Penn & Teller were also good. Before going to the show, I had the brilliant idea for a souvenir for Renee: get a playing card signed by them, and then present it to her in the course of doing a card trick, a sort of “is this your card?” kind of thing.

I started by going to the Rio’s gift shop to buy a deck of cards before the show. I wound up in the checkout line behind a woman who was evidently buying one of every fragile item they had. I got to watch for several minutes as the cashier individually wrapped each one of them, as I checked my watch and worried I was going to miss the start of the performance.

Fortunately, I did not, finally getting into the theater with a little time to spare. The show itself was good, and for obvious reasons I won’t spoil it other than by saying that one thing Penn & Teller like to do is to do a different trick than the one you think they’re doing. That’s like a whole other level of misdirection.

After the show, for whatever reason only Teller went out into the lobby to sign autographs and whatnot. Undeterred, this was my chance. When I got up to the front of the line, I handed him — what else? — the three of clubs from the deck I had purchased. He signed it “Teller” and handed it back to me. As I began to move away to give someone else a chance, he stopped me and said — yes, said, out loud — “Wait, I can do better.” I handed it back, and he wrote on the top of it “Is THIS Your Card?”
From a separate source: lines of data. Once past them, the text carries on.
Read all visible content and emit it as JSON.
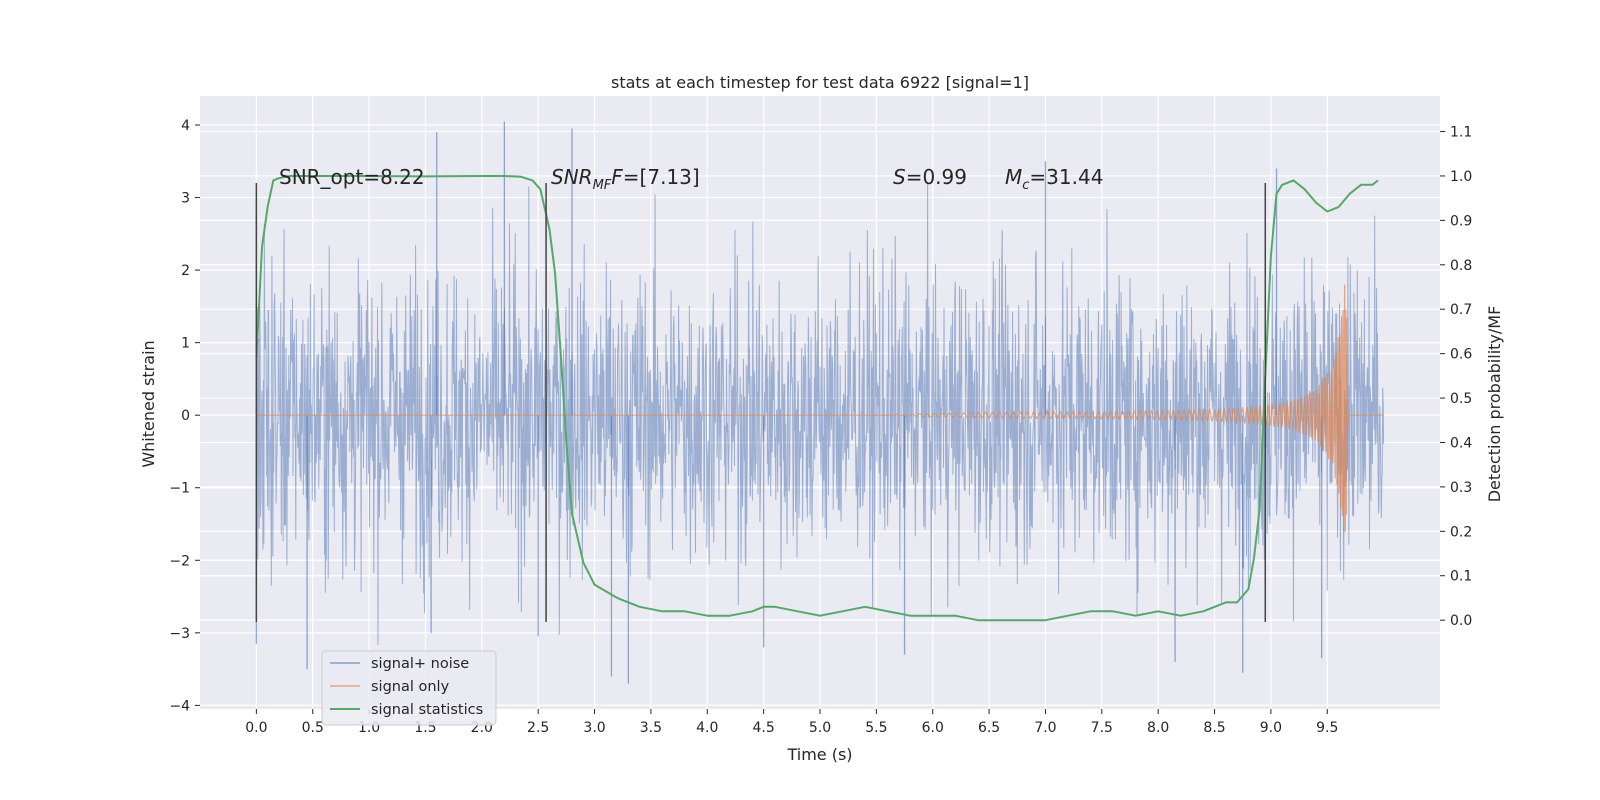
{
  "chart_data": {
    "type": "line",
    "title": "stats at each timestep for test data 6922 [signal=1]",
    "xlabel": "Time (s)",
    "ylabel": "Whitened strain",
    "ylabel_right": "Detection probability/MF",
    "xlim": [
      -0.5,
      10.5
    ],
    "ylim": [
      -4.05,
      4.4
    ],
    "ylim_right": [
      -0.2,
      1.18
    ],
    "x_ticks": [
      0.0,
      0.5,
      1.0,
      1.5,
      2.0,
      2.5,
      3.0,
      3.5,
      4.0,
      4.5,
      5.0,
      5.5,
      6.0,
      6.5,
      7.0,
      7.5,
      8.0,
      8.5,
      9.0,
      9.5
    ],
    "x_tick_labels": [
      "0.0",
      "0.5",
      "1.0",
      "1.5",
      "2.0",
      "2.5",
      "3.0",
      "3.5",
      "4.0",
      "4.5",
      "5.0",
      "5.5",
      "6.0",
      "6.5",
      "7.0",
      "7.5",
      "8.0",
      "8.5",
      "9.0",
      "9.5"
    ],
    "y_ticks": [
      4,
      3,
      2,
      1,
      0,
      -1,
      -2,
      -3,
      -4
    ],
    "y_tick_labels": [
      "4",
      "3",
      "2",
      "1",
      "0",
      "−1",
      "−2",
      "−3",
      "−4"
    ],
    "y_right_ticks": [
      1.1,
      1.0,
      0.9,
      0.8,
      0.7,
      0.6,
      0.5,
      0.4,
      0.3,
      0.2,
      0.1,
      0.0
    ],
    "y_right_tick_labels": [
      "1.1",
      "1.0",
      "0.9",
      "0.8",
      "0.7",
      "0.6",
      "0.5",
      "0.4",
      "0.3",
      "0.2",
      "0.1",
      "0.0"
    ],
    "grid": true,
    "legend_position": "lower-left",
    "legend": [
      "signal+ noise",
      "signal only",
      "signal statistics"
    ],
    "colors": {
      "signal_noise": "#4c72b0",
      "signal_only": "#dd8452",
      "signal_stats": "#55a868",
      "vline": "#444444",
      "background": "#eaeaf2",
      "grid": "#ffffff"
    },
    "annotations": {
      "snr_opt": "SNR_opt=8.22",
      "snr_mf_prefix": "SNR",
      "snr_mf_sub": "MF",
      "snr_mf_value": "=[7.13]",
      "s_label": "S",
      "s_value": "=0.99",
      "mc_label": "M",
      "mc_sub": "c",
      "mc_value": "=31.44"
    },
    "vertical_lines_x": [
      0.0,
      2.57,
      8.95
    ],
    "vertical_lines_y_range": [
      -2.85,
      3.2
    ],
    "signal_noise": {
      "x_range": [
        0.0,
        10.0
      ],
      "min_at_times": [
        {
          "x": 0.0,
          "y": -3.15
        },
        {
          "x": 0.45,
          "y": -3.5
        },
        {
          "x": 1.55,
          "y": -3.0
        },
        {
          "x": 2.5,
          "y": -3.05
        },
        {
          "x": 3.15,
          "y": -3.6
        },
        {
          "x": 3.3,
          "y": -3.7
        },
        {
          "x": 4.5,
          "y": -3.2
        },
        {
          "x": 5.75,
          "y": -3.3
        },
        {
          "x": 8.15,
          "y": -3.4
        },
        {
          "x": 8.75,
          "y": -3.55
        },
        {
          "x": 9.45,
          "y": -3.35
        }
      ],
      "max_at_times": [
        {
          "x": 0.0,
          "y": 2.95
        },
        {
          "x": 1.6,
          "y": 3.9
        },
        {
          "x": 2.2,
          "y": 4.05
        },
        {
          "x": 2.8,
          "y": 3.95
        },
        {
          "x": 7.0,
          "y": 3.5
        },
        {
          "x": 9.05,
          "y": 3.4
        }
      ]
    },
    "signal_only": {
      "x": [
        0.0,
        5.5,
        6.5,
        7.5,
        8.0,
        8.5,
        8.9,
        9.2,
        9.4,
        9.55,
        9.62,
        9.66,
        9.68,
        9.7,
        10.0
      ],
      "amplitude": [
        0.0,
        0.0,
        0.04,
        0.05,
        0.06,
        0.08,
        0.12,
        0.2,
        0.35,
        0.7,
        1.3,
        1.9,
        1.2,
        0.0,
        0.0
      ]
    },
    "signal_statistics": {
      "x": [
        0.0,
        0.05,
        0.1,
        0.15,
        0.2,
        0.3,
        0.5,
        1.0,
        1.5,
        2.0,
        2.2,
        2.35,
        2.45,
        2.52,
        2.6,
        2.65,
        2.7,
        2.75,
        2.8,
        2.9,
        3.0,
        3.2,
        3.4,
        3.6,
        3.8,
        4.0,
        4.2,
        4.4,
        4.5,
        4.6,
        4.8,
        5.0,
        5.2,
        5.4,
        5.6,
        5.8,
        6.0,
        6.2,
        6.4,
        6.6,
        6.8,
        7.0,
        7.2,
        7.4,
        7.6,
        7.8,
        8.0,
        8.2,
        8.4,
        8.6,
        8.7,
        8.8,
        8.85,
        8.9,
        8.95,
        9.0,
        9.05,
        9.1,
        9.2,
        9.3,
        9.4,
        9.5,
        9.6,
        9.7,
        9.8,
        9.9,
        9.95
      ],
      "y": [
        0.59,
        0.84,
        0.93,
        0.99,
        0.995,
        1.0,
        1.0,
        1.0,
        0.999,
        1.0,
        1.0,
        0.998,
        0.99,
        0.97,
        0.88,
        0.78,
        0.6,
        0.4,
        0.24,
        0.13,
        0.08,
        0.05,
        0.03,
        0.02,
        0.02,
        0.01,
        0.01,
        0.02,
        0.03,
        0.03,
        0.02,
        0.01,
        0.02,
        0.03,
        0.02,
        0.01,
        0.01,
        0.01,
        0.0,
        0.0,
        0.0,
        0.0,
        0.01,
        0.02,
        0.02,
        0.01,
        0.02,
        0.01,
        0.02,
        0.04,
        0.04,
        0.07,
        0.14,
        0.25,
        0.55,
        0.82,
        0.96,
        0.98,
        0.99,
        0.97,
        0.94,
        0.92,
        0.93,
        0.96,
        0.98,
        0.98,
        0.99
      ]
    }
  }
}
It’s a shame that I’m terrible at doing card tricks, not helped by how Renee saw though the obvious trick and deliberately ruined things for me. That’s what I get for underestimating her.

But yeah, aside from that, Vegas is terrible.

3 Responses

  1. It *was* awesome. And I didn’t *deliberately* ruin the trick. I just cut the deck like any reasonable person would do when asked to draw a card…

  2. The pedestrian traffic issue is also pretty endemic to San Francisco and some parts of Seattle. And don’t forget the groups of people walking in excruciatingly-slow lock-step and taking up MOST of the sidewalk, and weaving back and forth just enough that you can’t comfortably slip past.

  3. What happens in Kulinibox, stays in Kulinibox.